10:51:10 WARNING Warning : a very large dimension for automatic padding has been computed.
Ensure your images are of an appropriate size and/or that you have enough memory.The padding value is currently 1024.
10:51:10 WARNING Warning : a very large dimension for automatic padding has been computed.
Ensure your images are of an appropriate size and/or that you have enough memory.The padding value is currently 2048.
10:51:10 WARNING Warning : a very large dimension for automatic padding has been computed.
Ensure your images are of an appropriate size and/or that you have enough memory.The padding value is currently 1024.
10:51:10 WARNING Warning : a very large dimension for automatic padding has been computed.
Ensure your images are of an appropriate size and/or that you have enough memory.The padding value is currently 2048.
10:51:10 WARNING Warning : a very large dimension for automatic padding has been computed.
Ensure your images are of an appropriate size and/or that you have enough memory.The padding value is currently 4096.
10:51:10 WARNING Warning : a very large dimension for automatic padding has been computed.
Ensure your images are of an appropriate size and/or that you have enough memory.The padding value is currently 8192.
Loading dataset: 100%|█████████████████████████████████████████████████████████████████████████████████████████| 85/85 [00:00<?, ?it/s]
Loading dataset: 0%| | 0/22 [00:03<?, ?it/s]

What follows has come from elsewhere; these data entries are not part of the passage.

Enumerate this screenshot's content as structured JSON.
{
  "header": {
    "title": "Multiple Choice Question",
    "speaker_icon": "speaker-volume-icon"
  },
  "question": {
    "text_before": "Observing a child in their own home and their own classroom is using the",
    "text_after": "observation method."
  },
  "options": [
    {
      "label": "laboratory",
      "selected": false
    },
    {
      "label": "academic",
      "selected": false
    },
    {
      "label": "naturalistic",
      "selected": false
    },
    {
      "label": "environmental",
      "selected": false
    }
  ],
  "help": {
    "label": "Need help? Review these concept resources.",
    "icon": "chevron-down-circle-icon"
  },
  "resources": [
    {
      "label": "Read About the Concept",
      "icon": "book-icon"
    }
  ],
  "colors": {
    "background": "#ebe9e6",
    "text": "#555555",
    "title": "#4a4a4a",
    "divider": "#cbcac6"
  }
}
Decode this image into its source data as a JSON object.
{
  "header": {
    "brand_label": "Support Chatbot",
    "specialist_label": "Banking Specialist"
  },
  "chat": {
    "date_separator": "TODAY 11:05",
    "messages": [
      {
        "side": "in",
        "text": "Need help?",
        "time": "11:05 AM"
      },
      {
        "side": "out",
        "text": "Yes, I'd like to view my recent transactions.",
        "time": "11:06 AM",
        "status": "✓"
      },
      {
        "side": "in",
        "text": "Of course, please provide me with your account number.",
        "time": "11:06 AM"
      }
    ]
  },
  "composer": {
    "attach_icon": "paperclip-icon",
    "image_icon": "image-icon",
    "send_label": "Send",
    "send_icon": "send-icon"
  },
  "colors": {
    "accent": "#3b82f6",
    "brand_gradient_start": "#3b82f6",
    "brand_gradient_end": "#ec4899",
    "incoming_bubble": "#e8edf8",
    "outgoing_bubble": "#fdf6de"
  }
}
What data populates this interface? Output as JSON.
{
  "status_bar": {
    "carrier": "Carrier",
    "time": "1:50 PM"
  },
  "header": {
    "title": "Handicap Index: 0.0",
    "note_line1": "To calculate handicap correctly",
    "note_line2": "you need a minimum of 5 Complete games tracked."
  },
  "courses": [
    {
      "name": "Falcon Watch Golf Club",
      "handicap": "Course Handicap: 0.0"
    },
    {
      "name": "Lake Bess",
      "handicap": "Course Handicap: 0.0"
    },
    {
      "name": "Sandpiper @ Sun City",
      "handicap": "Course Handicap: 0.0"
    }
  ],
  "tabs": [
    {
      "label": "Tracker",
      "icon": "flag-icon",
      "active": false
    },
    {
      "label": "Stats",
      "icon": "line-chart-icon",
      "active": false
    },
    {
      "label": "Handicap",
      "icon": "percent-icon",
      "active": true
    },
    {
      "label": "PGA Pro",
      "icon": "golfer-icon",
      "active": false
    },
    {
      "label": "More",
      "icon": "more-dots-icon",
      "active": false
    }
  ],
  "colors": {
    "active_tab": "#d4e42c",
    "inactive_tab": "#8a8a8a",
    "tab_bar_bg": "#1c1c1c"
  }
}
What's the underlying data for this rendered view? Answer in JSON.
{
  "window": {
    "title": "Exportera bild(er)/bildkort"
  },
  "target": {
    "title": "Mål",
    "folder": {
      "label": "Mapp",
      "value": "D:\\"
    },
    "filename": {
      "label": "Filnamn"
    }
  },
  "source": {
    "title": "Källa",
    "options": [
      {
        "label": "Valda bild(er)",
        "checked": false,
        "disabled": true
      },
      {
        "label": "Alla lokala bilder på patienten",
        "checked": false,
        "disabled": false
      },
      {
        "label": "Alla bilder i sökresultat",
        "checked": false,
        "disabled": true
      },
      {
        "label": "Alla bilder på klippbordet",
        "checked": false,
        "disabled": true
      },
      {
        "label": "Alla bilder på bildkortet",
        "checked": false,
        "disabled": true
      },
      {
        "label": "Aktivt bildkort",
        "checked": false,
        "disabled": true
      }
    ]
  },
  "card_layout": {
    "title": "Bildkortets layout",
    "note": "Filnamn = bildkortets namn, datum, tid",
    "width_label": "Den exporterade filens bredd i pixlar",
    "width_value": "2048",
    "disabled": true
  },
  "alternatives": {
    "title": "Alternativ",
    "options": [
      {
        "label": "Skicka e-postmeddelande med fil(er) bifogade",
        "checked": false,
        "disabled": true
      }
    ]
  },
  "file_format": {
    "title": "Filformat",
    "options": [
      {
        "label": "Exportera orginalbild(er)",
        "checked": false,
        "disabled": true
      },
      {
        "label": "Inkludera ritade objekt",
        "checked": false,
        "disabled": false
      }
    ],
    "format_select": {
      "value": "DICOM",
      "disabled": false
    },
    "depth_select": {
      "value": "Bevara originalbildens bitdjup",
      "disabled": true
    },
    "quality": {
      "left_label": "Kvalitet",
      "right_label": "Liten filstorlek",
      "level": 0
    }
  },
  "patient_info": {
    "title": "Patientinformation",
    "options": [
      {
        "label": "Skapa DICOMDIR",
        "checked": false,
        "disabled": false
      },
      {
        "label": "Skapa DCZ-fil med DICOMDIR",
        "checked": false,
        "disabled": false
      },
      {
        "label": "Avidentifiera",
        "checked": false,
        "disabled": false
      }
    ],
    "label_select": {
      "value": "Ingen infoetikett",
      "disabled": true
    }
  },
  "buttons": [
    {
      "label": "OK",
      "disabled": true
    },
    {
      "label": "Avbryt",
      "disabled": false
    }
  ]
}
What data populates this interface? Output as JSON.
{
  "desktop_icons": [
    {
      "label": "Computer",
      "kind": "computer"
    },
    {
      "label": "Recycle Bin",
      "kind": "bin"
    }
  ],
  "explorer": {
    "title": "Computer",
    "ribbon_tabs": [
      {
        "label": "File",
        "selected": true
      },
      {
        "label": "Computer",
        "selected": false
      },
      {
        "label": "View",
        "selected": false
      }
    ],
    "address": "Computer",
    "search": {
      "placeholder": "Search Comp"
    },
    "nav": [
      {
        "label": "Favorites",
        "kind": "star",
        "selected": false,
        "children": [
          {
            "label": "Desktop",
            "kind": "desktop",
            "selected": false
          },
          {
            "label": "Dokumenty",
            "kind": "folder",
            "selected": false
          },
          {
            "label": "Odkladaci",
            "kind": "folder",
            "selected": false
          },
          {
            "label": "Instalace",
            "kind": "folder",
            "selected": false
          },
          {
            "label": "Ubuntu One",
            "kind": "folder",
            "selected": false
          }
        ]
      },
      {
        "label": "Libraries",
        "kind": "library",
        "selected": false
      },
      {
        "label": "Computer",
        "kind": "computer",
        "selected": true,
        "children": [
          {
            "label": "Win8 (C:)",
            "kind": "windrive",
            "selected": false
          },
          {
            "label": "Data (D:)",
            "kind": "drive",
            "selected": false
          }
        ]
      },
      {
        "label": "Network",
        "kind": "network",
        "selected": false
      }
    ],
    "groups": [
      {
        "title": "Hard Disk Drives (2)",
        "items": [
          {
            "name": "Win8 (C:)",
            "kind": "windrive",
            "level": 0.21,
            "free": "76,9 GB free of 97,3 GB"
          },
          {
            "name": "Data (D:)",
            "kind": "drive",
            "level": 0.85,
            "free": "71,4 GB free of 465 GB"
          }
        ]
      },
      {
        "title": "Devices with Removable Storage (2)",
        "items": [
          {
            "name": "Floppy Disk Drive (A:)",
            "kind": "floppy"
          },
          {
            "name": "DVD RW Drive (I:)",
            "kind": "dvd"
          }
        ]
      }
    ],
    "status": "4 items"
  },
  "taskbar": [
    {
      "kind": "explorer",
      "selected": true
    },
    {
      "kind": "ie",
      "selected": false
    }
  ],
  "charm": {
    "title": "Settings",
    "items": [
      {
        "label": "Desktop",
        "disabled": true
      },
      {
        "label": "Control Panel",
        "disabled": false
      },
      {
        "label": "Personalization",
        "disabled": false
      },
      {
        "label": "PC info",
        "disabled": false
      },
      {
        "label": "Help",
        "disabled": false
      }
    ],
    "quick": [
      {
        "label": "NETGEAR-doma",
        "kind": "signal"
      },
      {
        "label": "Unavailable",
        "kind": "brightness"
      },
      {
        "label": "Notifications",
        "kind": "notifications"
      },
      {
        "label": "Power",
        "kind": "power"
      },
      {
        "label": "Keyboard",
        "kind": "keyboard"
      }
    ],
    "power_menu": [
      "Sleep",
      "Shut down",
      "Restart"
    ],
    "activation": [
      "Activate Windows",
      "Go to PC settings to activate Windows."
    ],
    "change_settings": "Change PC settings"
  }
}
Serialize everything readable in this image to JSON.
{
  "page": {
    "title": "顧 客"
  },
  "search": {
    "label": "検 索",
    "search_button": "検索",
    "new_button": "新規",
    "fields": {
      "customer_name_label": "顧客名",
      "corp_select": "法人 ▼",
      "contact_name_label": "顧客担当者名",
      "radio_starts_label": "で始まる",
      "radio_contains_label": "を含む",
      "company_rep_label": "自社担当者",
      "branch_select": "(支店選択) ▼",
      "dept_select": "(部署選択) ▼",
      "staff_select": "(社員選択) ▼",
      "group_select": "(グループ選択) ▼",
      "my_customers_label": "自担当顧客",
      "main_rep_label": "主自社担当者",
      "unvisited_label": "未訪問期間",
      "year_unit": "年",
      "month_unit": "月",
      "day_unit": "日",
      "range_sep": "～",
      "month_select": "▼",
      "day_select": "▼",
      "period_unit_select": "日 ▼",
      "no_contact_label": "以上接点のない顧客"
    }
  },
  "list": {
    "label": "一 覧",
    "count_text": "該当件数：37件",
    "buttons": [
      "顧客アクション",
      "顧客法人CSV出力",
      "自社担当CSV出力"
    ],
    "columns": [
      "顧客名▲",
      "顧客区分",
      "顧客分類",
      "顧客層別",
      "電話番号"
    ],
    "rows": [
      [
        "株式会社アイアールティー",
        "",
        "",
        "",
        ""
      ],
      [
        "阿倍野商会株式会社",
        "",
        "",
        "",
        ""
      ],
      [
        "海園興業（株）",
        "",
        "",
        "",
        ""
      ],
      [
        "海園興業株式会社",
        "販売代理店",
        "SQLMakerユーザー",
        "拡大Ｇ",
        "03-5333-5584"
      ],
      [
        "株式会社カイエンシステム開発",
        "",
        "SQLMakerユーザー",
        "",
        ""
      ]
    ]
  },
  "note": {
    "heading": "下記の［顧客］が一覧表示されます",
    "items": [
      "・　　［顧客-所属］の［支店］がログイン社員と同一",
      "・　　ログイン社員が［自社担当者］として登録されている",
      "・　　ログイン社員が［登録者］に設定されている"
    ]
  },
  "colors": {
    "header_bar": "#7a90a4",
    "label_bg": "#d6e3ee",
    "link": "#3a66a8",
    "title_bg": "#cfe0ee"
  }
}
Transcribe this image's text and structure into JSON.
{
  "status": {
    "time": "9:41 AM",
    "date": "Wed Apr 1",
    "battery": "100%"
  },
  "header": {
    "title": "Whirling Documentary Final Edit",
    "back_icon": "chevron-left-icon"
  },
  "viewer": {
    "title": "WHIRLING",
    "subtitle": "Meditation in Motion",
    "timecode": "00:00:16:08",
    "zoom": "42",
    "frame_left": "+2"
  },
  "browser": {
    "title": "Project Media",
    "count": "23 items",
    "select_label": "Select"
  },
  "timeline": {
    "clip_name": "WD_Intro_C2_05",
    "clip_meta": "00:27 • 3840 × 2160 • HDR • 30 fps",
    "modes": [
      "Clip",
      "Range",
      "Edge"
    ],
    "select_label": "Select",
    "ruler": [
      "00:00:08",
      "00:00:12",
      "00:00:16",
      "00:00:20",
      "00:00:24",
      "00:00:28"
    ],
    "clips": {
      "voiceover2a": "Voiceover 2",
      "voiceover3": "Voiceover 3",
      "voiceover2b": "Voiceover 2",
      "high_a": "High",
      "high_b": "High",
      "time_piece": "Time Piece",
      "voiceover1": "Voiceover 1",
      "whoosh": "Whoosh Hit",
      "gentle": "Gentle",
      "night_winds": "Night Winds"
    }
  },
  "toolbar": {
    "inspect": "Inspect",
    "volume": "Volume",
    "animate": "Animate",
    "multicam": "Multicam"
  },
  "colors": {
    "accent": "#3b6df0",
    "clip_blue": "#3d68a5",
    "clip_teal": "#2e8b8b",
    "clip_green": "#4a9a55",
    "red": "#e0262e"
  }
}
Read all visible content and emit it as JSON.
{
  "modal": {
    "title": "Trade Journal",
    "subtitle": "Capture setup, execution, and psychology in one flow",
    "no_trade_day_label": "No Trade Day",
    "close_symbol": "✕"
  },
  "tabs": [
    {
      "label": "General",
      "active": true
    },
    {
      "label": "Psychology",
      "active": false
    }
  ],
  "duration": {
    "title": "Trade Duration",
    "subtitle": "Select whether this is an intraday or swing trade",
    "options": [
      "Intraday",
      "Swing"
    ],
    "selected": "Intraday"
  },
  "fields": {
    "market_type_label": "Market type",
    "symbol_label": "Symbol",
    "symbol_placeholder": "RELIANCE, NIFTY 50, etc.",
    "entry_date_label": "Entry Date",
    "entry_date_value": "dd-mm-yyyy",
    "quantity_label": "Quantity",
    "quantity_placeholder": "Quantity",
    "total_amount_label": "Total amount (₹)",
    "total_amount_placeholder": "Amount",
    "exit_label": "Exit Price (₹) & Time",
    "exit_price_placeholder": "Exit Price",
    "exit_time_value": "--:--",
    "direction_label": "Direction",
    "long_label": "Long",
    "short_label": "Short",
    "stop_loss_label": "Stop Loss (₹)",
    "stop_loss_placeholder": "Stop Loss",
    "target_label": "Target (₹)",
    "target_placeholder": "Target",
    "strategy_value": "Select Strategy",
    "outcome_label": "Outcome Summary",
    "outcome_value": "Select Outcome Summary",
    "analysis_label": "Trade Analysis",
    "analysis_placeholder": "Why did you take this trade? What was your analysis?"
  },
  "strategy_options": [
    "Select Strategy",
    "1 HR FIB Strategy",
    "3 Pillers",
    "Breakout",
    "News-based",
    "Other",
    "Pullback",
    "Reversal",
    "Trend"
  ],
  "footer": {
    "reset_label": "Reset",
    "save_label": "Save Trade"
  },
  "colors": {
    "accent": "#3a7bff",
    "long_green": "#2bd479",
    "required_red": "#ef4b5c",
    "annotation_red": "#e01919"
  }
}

10:51:14 ERROR Error in training
.
.
.
RuntimeError: quantile() input tensor is too large
.
.
.
RuntimeError: applying transform <napari_cellseg3d.code_models.workers_utils.QuantileNormalizationd object at 0x000001BE118DB4C0>
10:51:14 INFO WORKER ERRORED at 10:51:14
++++++++++++++++++++++++++++++++++++++++++++++++++++++++++++++++++++++++++++++++
It seems as if the preprocessing step is padding my images or labels for a reason I am unsure about. So my questions are:
- Is there a required input shape such that I can just do the padding myself?
- Is there a required array order that I am missing? i.e. (z, x, y) which I currently have or (z, x, y, channel), (channel, z, x, y), (x, y, z) etc.
Thank you for any insight.
Hello,
Thanks for trying the plugin ! There are couple things that might help based on the log :
- The input size is indeed too large; I'm not sure why padding goes to such high numbers, but either way 7x1150x1150 is most likely too big a size to fit into memory (or the quantile normalization, which is why it is erroring). I would recommend cropping volumes that are 7x64x64 optimally; you can use the Fragment utility of the plugin to quickly achieve this on a folder of images and labels.
- You do not need to worry about channels or the order of the axes, here the issue is purely with the size of the images.
- Something to note is that SegResNet and SwinUNetR both have an input size of 64x64x64 by default, however this is only the FoV of the model, not a strict requirement on input size, but please keep this in mind; if your objects are far larger than 64 pixels you may want to downsample your images, such that the model is able to capture your target objects fully in the FoV, this might help achieve better performance, depending on your data and labels.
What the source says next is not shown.